Light-rail haulage solution

Railveyor is a remote controlled, electrically powered light-rail haulage solution for surface and underground applications in the mining and aggregate industries. Railveyor Technologies Global Inc. is a private Sudbury, Canada-based industrial bulk material handling and material haulage company that manufactures and installs Railveyor systems.

==History==
Railveyor's light-rail system was first demonstrated by its inventor, Mike Dibble, in conjunction with the Florida Institute of Phosphate Research from 1999-2001. Since then it has been installed commercially by Harmony Gold at its Phakisa Gold Mine in Free State, South Africa. Canadian entrepreneur Risto Laamanen incorporated the business, secured the global distribution rights, and set up a second demonstration and test site with Vale S.A. at their Frood Stobie mine in Sudbury, Ontario, Canada in 2008. Following successful testing of the system at the Frood Stobie test site, a Railveyor system was installed at Vale's Copper Cliff Mine 114 Ore Body Mine and became operational in 2012, with the intention of using the Railveyor system as an enabling technology for rapid mine development and high speed production.

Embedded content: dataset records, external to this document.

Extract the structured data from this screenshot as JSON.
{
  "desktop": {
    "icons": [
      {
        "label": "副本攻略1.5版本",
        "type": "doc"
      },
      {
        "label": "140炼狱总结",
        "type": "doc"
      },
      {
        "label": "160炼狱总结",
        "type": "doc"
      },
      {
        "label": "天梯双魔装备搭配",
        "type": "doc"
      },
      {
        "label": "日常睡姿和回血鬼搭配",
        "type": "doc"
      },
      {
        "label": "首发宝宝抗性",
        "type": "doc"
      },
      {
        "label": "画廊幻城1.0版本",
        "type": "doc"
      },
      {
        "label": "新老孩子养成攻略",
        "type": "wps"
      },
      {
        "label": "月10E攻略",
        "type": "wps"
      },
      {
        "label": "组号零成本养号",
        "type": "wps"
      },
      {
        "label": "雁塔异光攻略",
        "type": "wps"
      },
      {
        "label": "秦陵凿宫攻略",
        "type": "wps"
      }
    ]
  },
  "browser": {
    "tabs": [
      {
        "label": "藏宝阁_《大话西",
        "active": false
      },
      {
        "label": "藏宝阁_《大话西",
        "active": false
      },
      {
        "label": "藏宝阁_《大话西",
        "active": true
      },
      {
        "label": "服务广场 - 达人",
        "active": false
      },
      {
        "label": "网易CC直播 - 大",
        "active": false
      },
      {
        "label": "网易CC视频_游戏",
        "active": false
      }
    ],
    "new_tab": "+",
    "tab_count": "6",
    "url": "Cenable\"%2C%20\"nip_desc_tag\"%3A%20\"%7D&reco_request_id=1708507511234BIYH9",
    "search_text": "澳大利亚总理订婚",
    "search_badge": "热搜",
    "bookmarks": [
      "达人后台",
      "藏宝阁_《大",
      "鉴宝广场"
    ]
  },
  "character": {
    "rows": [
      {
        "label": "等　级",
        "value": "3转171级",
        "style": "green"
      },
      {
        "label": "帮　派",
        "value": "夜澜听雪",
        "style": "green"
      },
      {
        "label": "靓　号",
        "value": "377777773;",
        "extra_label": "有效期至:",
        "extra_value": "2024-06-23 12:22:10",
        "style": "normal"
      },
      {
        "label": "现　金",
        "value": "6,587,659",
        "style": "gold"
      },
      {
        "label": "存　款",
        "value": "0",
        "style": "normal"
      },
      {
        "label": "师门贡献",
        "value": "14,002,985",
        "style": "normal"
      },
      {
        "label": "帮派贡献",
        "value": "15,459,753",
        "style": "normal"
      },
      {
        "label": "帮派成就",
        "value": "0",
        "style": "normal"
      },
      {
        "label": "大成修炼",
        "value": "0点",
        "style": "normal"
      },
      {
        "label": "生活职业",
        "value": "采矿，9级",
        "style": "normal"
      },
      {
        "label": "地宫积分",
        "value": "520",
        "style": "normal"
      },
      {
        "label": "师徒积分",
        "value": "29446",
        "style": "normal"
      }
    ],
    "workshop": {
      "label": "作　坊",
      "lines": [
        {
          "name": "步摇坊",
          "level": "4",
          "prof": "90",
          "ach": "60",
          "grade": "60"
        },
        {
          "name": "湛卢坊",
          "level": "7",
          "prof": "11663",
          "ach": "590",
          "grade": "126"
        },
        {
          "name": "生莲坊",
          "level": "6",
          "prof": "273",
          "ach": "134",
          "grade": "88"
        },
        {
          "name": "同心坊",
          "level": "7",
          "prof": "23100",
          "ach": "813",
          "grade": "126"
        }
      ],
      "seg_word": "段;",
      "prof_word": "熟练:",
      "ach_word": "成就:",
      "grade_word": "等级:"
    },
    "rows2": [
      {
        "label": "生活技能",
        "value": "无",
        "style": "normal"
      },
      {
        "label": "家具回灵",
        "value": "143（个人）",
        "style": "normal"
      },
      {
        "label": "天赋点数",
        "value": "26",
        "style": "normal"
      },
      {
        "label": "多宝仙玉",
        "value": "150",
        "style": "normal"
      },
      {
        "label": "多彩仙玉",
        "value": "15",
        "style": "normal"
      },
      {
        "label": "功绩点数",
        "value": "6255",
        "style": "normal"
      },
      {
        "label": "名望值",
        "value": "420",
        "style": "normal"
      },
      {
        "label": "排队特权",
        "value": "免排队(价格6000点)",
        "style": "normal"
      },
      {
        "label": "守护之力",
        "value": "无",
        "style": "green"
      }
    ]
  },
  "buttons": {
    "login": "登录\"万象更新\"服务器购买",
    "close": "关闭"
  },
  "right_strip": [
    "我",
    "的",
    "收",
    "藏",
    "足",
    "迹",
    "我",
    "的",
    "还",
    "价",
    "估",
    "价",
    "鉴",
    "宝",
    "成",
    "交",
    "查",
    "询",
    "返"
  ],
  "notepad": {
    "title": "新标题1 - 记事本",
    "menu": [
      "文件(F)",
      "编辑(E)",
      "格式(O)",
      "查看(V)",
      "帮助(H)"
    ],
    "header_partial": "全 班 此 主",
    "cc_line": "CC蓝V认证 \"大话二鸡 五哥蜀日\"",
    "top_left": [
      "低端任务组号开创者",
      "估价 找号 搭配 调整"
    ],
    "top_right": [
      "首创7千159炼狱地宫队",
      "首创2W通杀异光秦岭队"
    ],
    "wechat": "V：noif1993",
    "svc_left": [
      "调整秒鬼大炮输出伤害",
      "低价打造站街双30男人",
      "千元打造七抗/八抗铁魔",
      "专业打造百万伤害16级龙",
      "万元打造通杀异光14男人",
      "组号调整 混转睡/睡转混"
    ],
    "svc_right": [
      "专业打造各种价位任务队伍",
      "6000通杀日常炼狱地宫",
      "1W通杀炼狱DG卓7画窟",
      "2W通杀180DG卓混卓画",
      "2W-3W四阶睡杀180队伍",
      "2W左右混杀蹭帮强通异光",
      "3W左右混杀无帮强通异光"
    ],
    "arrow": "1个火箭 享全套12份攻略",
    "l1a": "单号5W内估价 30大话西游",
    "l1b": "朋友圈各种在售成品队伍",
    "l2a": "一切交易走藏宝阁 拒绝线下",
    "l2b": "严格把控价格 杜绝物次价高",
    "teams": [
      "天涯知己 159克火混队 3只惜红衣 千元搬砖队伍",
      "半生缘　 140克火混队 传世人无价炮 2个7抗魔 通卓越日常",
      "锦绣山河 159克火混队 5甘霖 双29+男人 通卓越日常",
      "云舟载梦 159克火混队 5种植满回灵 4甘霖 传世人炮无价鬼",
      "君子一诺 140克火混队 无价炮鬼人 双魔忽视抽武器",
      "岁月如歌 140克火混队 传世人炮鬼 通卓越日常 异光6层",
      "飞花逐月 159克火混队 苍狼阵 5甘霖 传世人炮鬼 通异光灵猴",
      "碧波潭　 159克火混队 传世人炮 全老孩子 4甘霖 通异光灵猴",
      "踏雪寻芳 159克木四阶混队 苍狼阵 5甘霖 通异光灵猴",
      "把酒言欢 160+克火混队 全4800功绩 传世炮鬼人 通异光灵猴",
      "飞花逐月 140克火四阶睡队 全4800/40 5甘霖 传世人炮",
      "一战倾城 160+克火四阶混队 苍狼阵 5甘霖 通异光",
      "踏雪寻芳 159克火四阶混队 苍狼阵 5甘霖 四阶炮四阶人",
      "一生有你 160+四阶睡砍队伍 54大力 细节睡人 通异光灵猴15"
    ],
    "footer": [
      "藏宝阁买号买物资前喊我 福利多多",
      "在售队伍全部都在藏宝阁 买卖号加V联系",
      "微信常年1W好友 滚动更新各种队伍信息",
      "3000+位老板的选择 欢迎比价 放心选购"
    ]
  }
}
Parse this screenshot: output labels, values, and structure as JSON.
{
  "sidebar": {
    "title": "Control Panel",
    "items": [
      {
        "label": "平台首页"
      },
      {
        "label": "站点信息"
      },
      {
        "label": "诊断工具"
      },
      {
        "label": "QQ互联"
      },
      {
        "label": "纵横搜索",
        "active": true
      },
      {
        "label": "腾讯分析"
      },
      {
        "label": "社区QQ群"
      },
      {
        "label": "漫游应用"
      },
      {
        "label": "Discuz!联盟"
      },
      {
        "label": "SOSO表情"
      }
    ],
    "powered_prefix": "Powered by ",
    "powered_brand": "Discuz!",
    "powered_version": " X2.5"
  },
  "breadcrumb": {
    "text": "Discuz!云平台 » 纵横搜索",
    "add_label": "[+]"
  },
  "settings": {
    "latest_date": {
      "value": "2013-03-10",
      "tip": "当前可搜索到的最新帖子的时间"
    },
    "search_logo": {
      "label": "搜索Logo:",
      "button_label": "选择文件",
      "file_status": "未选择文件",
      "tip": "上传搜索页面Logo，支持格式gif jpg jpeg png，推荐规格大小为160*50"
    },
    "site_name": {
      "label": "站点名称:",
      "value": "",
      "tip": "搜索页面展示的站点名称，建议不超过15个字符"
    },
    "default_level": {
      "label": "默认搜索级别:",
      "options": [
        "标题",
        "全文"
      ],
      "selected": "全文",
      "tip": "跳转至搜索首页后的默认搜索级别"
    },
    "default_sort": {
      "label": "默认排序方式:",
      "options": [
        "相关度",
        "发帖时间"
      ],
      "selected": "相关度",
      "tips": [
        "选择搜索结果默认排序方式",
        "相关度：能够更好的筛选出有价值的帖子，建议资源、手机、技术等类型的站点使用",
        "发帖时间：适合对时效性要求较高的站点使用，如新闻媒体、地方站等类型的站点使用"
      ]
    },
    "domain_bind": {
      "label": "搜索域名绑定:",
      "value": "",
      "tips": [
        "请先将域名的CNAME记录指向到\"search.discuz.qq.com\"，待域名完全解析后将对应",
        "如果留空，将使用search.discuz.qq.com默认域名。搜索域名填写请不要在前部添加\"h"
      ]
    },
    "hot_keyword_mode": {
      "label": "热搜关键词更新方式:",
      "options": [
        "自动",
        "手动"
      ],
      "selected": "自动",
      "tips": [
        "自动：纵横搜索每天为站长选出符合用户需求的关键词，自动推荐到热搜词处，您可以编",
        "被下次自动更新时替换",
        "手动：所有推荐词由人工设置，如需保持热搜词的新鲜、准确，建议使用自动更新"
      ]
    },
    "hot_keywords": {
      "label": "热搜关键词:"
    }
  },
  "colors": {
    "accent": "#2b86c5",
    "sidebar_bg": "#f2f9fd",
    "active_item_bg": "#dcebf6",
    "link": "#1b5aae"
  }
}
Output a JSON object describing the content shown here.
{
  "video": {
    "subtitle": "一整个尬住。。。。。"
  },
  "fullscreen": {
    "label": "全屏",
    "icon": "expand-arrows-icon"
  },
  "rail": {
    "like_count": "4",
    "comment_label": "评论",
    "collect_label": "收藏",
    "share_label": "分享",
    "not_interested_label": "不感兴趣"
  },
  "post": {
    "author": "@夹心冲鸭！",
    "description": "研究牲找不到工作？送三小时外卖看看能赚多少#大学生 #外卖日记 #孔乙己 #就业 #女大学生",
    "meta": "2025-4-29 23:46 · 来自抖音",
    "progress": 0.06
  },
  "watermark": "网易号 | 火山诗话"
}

Risto Laamanen died on July 7, 2009, but the Laamanen family continue to be large investors in the private company, Railveyor Technologies Global Inc., along with investors from Canada and the United States of America.

==About==
The Railveyor system incorporates a remotely operated electrically powered series of two wheeled railcars driven by power stations located along on a light-rail track. Because the cars are remotely operated and compact in size, they can be used as an enabling technology for rapid development and high speed production at the working face. The Railveyor system can reduce capital costs and infrastructure, travelling below shafts and in spaces as small as 10 by 12 feet or 3.05 m by 3.66 m. Using multiple train systems in tandem optimizes continuous material haulage. The railcars can travel at variable speeds up to 18 mph, or 8 metres/second, and climb grades of 20%. The company claims that the system combines the best features of conveyors, rail, and truck haulage, including travelling on 20% inclines, increased capacity and availability, reduced installation time, a small profile, and a short turning radius of 95 feet or 30 m. The system is used for underground and surface applications in the mining and aggregate industries.